Ja, man kann sogar als gewaltfreies Volk die Großmacht China herausfordern und ungeschoren davonkommen, bleibt man nur lang genug bei seinem hartnäckigen Lächeln. Nur wenige scheinen zu sehen, dass das die Tibeter in Jahrzehnten keinen Schritt weitergebracht hat. Erfolg hat der Dalai Lama ausschließlich dort, wo es nicht zählt: im Westen.

Eigenartig ist die Auswahl des Führers der tibetischen Buddhisten. Da entscheidet ein exklusiver Zirkel alter Männer ohne jede demokratische Legitimation über die Auswahl des nächsten Chefs der Religionsgemeinschaft aufgrund von Sternenkonstellationen und geheimnisvoll magischen Hinweisen des Himmels, die nur sie lesen können. Der Vorgang unterscheidet sich nicht wesentlich von dem, was im Konklave im Vatikan stattfindet: Ein exklusiver Zirkel alter Männer entscheidet sich für einen neuen Anführer. Aber in Rom wählt man einen theologisch gebildeten Mann, nicht ein Bauernkind im Säuglingsalter. Das Studium des Staates Tibet vor der Flucht des Dalai Lama zeigt ein Feudalsystem, in dem eine kleine Oberschicht über ein Volk von Leibeigenen und Sklaven herrschte.
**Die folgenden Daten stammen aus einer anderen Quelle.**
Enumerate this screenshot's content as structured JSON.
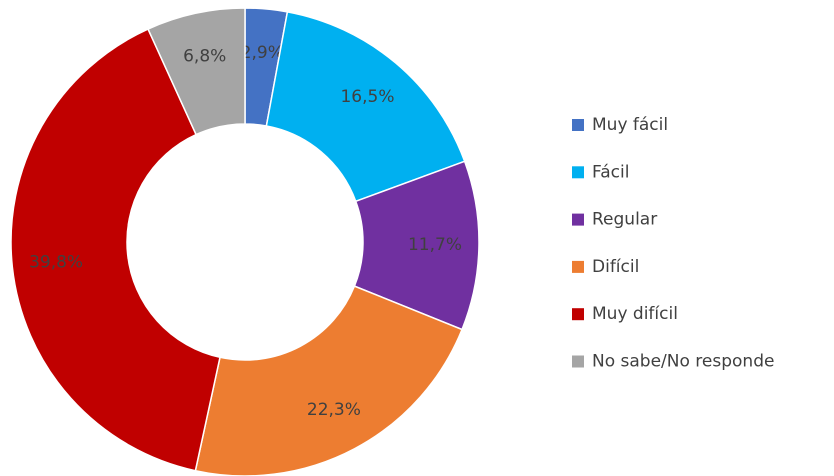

Die Dauerpräsenz des Dalai Lama in den Medien des Westens ist China ein Dorn im Auge. Deshalb reagiert Peking heftig, wenn der Dalai Lama irgendwo von einem Staatsoberhaupt empfangen wird. So mancher Politiker trifft den Dalai Lama nur noch, um zu demonstrieren, dass er sich nicht einmal von China etwas vorschreiben lässt.

So versorgen einander beide Seiten mit Munition, um den derzeitigen Zustand zu erhalten. Der Dalai Lama liefert Peking den Vorwand, alle paar Wochen seine Herrschaft über Tibet zu betonen. Und China verleiht dem Mann in der gelben Robe die Aura des friedlichen Freiheitskämpfers, den man gernhaben muss.